Factorization homology I: higher categories

TL;DR

This paper introduces a new form of factorization homology that pairs framed stratified manifolds with higher categories, broadening the scope of applications by removing the need for adjoints in the categories.

Contribution

It constructs a pairing called factorization homology for framed stratified manifolds and higher categories, providing a new conceptual framework without requiring categories to have adjoints.

Findings

Defines vari-framings on stratified manifolds

Constructs labeling systems from (1,n)-categories

Provides a classifying space interpretation of factorization homology

Abstract

We construct a pairing, which we call factorization homology, between framed manifolds and higher categories.
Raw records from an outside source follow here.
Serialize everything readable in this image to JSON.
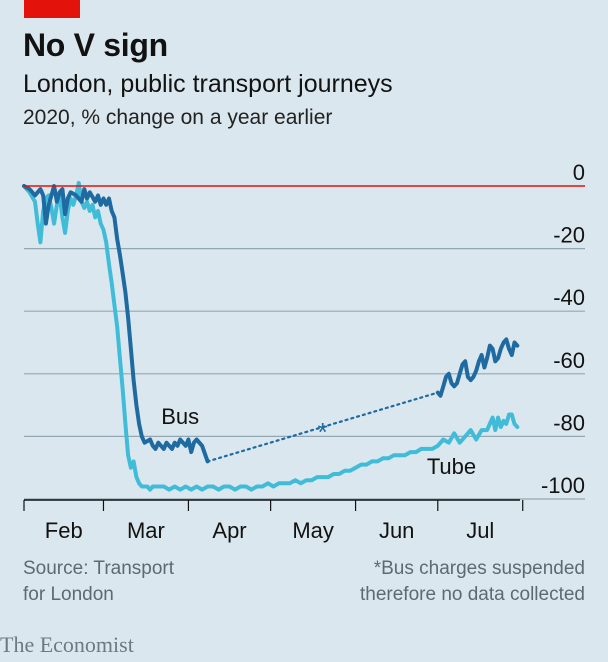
{
  "header": {
    "title": "No V sign",
    "subtitle": "London, public transport journeys",
    "caption": "2020, % change on a year earlier"
  },
  "footer": {
    "source_line1": "Source: Transport",
    "source_line2": "for London",
    "note_line1": "*Bus charges suspended",
    "note_line2": "therefore no data collected",
    "brand": "The Economist"
  },
  "colors": {
    "background": "#dbe7ee",
    "bus": "#1f6aa1",
    "tube": "#40bcd8",
    "zero_line": "#e3120b",
    "grid": "#93a7b3",
    "brand_tab": "#e3120b"
  },
  "chart_data": {
    "type": "line",
    "x_unit": "day of 2020 (from Feb 1)",
    "xlim": [
      1,
      182
    ],
    "ylim": [
      -100,
      0
    ],
    "yticks": [
      0,
      -20,
      -40,
      -60,
      -80,
      -100
    ],
    "ytick_labels": [
      "0",
      "-20",
      "-40",
      "-60",
      "-80",
      "-100"
    ],
    "xtick_labels": [
      "Feb",
      "Mar",
      "Apr",
      "May",
      "Jun",
      "Jul"
    ],
    "xtick_month_starts": [
      1,
      30,
      61,
      91,
      122,
      152,
      183
    ],
    "zero_line": true,
    "grid": true,
    "series": [
      {
        "name": "Bus",
        "points": [
          [
            1,
            0
          ],
          [
            3,
            -1
          ],
          [
            5,
            -3
          ],
          [
            7,
            -1
          ],
          [
            8,
            -3
          ],
          [
            9,
            -12
          ],
          [
            10,
            -6
          ],
          [
            11,
            -3
          ],
          [
            12,
            0
          ],
          [
            13,
            -5
          ],
          [
            14,
            -2
          ],
          [
            15,
            -1
          ],
          [
            16,
            -9
          ],
          [
            17,
            -4
          ],
          [
            18,
            -2
          ],
          [
            20,
            -3
          ],
          [
            22,
            -5
          ],
          [
            23,
            -1
          ],
          [
            24,
            -4
          ],
          [
            25,
            -2
          ],
          [
            27,
            -5
          ],
          [
            28,
            -3
          ],
          [
            29,
            -6
          ],
          [
            30,
            -4
          ],
          [
            31,
            -6
          ],
          [
            32,
            -4
          ],
          [
            33,
            -8
          ],
          [
            34,
            -10
          ],
          [
            35,
            -17
          ],
          [
            36,
            -22
          ],
          [
            37,
            -28
          ],
          [
            38,
            -34
          ],
          [
            39,
            -42
          ],
          [
            40,
            -52
          ],
          [
            41,
            -62
          ],
          [
            42,
            -70
          ],
          [
            43,
            -76
          ],
          [
            44,
            -80
          ],
          [
            45,
            -82
          ],
          [
            47,
            -81
          ],
          [
            48,
            -83
          ],
          [
            49,
            -84
          ],
          [
            50,
            -82
          ],
          [
            51,
            -83
          ],
          [
            52,
            -84
          ],
          [
            53,
            -82
          ],
          [
            54,
            -83
          ],
          [
            55,
            -84
          ],
          [
            56,
            -82
          ],
          [
            57,
            -83
          ],
          [
            58,
            -81
          ],
          [
            59,
            -82
          ],
          [
            60,
            -83
          ],
          [
            61,
            -81
          ],
          [
            62,
            -85
          ],
          [
            63,
            -82
          ],
          [
            64,
            -81
          ],
          [
            65,
            -82
          ],
          [
            66,
            -83
          ],
          [
            68,
            -88
          ]
        ],
        "dotted_gap": {
          "from": [
            68,
            -88
          ],
          "to": [
            152,
            -66
          ],
          "label": "*"
        },
        "points_after_gap": [
          [
            152,
            -66
          ],
          [
            153,
            -67
          ],
          [
            154,
            -64
          ],
          [
            155,
            -61
          ],
          [
            156,
            -60
          ],
          [
            157,
            -63
          ],
          [
            158,
            -64
          ],
          [
            159,
            -63
          ],
          [
            160,
            -60
          ],
          [
            161,
            -57
          ],
          [
            162,
            -56
          ],
          [
            163,
            -61
          ],
          [
            164,
            -62
          ],
          [
            165,
            -61
          ],
          [
            166,
            -59
          ],
          [
            167,
            -56
          ],
          [
            168,
            -54
          ],
          [
            169,
            -58
          ],
          [
            170,
            -55
          ],
          [
            171,
            -51
          ],
          [
            172,
            -52
          ],
          [
            173,
            -56
          ],
          [
            174,
            -55
          ],
          [
            175,
            -52
          ],
          [
            176,
            -50
          ],
          [
            177,
            -49
          ],
          [
            178,
            -52
          ],
          [
            179,
            -54
          ],
          [
            180,
            -50
          ],
          [
            181,
            -51
          ]
        ]
      },
      {
        "name": "Tube",
        "points": [
          [
            1,
            0
          ],
          [
            3,
            -2
          ],
          [
            5,
            -5
          ],
          [
            6,
            -12
          ],
          [
            7,
            -18
          ],
          [
            8,
            -8
          ],
          [
            9,
            -4
          ],
          [
            10,
            -3
          ],
          [
            11,
            -7
          ],
          [
            12,
            -12
          ],
          [
            13,
            -6
          ],
          [
            14,
            -3
          ],
          [
            15,
            -10
          ],
          [
            16,
            -15
          ],
          [
            17,
            -8
          ],
          [
            18,
            -4
          ],
          [
            19,
            -6
          ],
          [
            20,
            -3
          ],
          [
            21,
            1
          ],
          [
            22,
            -5
          ],
          [
            23,
            -7
          ],
          [
            24,
            -5
          ],
          [
            25,
            -8
          ],
          [
            26,
            -6
          ],
          [
            27,
            -10
          ],
          [
            28,
            -8
          ],
          [
            29,
            -12
          ],
          [
            30,
            -14
          ],
          [
            31,
            -18
          ],
          [
            32,
            -25
          ],
          [
            33,
            -31
          ],
          [
            34,
            -38
          ],
          [
            35,
            -45
          ],
          [
            36,
            -55
          ],
          [
            37,
            -65
          ],
          [
            38,
            -76
          ],
          [
            39,
            -86
          ],
          [
            40,
            -90
          ],
          [
            41,
            -88
          ],
          [
            42,
            -93
          ],
          [
            43,
            -95
          ],
          [
            44,
            -96
          ],
          [
            46,
            -96
          ],
          [
            47,
            -97
          ],
          [
            48,
            -96
          ],
          [
            50,
            -96
          ],
          [
            52,
            -96
          ],
          [
            54,
            -97
          ],
          [
            56,
            -96
          ],
          [
            58,
            -97
          ],
          [
            60,
            -96
          ],
          [
            62,
            -97
          ],
          [
            64,
            -96
          ],
          [
            66,
            -97
          ],
          [
            68,
            -96
          ],
          [
            70,
            -96
          ],
          [
            72,
            -97
          ],
          [
            74,
            -96
          ],
          [
            76,
            -96
          ],
          [
            78,
            -97
          ],
          [
            80,
            -96
          ],
          [
            82,
            -96
          ],
          [
            84,
            -97
          ],
          [
            86,
            -96
          ],
          [
            88,
            -96
          ],
          [
            90,
            -95
          ],
          [
            92,
            -96
          ],
          [
            94,
            -95
          ],
          [
            96,
            -95
          ],
          [
            98,
            -95
          ],
          [
            100,
            -94
          ],
          [
            102,
            -95
          ],
          [
            104,
            -94
          ],
          [
            106,
            -94
          ],
          [
            108,
            -93
          ],
          [
            110,
            -93
          ],
          [
            112,
            -93
          ],
          [
            114,
            -92
          ],
          [
            116,
            -92
          ],
          [
            118,
            -91
          ],
          [
            120,
            -91
          ],
          [
            122,
            -90
          ],
          [
            124,
            -89
          ],
          [
            126,
            -89
          ],
          [
            128,
            -88
          ],
          [
            130,
            -88
          ],
          [
            132,
            -87
          ],
          [
            134,
            -87
          ],
          [
            136,
            -86
          ],
          [
            138,
            -86
          ],
          [
            140,
            -86
          ],
          [
            142,
            -85
          ],
          [
            144,
            -85
          ],
          [
            146,
            -84
          ],
          [
            148,
            -84
          ],
          [
            150,
            -84
          ],
          [
            152,
            -83
          ],
          [
            154,
            -81
          ],
          [
            156,
            -82
          ],
          [
            158,
            -79
          ],
          [
            160,
            -82
          ],
          [
            162,
            -80
          ],
          [
            164,
            -78
          ],
          [
            166,
            -81
          ],
          [
            168,
            -78
          ],
          [
            170,
            -78
          ],
          [
            172,
            -74
          ],
          [
            173,
            -78
          ],
          [
            174,
            -74
          ],
          [
            175,
            -77
          ],
          [
            176,
            -75
          ],
          [
            177,
            -76
          ],
          [
            178,
            -73
          ],
          [
            179,
            -73
          ],
          [
            180,
            -76
          ],
          [
            181,
            -77
          ]
        ]
      }
    ],
    "annotations": [
      {
        "text": "Bus",
        "series": "Bus"
      },
      {
        "text": "Tube",
        "series": "Tube"
      },
      {
        "text": "*",
        "series": "Bus"
      }
    ]
  }
}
The essential geometric notion is that of a vari-framing of a stratified manifold, which is a framing on each stratum together with a coherent system of compatibilities of framings along links between strata. Our main result constructs labeling systems on disk-stratified vari-framed $n$-manifolds from $(\infty,n)$-categories. These $(\infty,n)$-categories, in contrast with the literature to date, are not required to have adjoints. This allows the following conceptual definition: the factorization homology \[ \int_M\mathcal{C} \] of a framed $n$-manifold $M$ with coefficients in an $(\infty,n)$-category $\mathcal{C}$ is the classifying space of $\cC$-labeled disk-stratifications over $M$.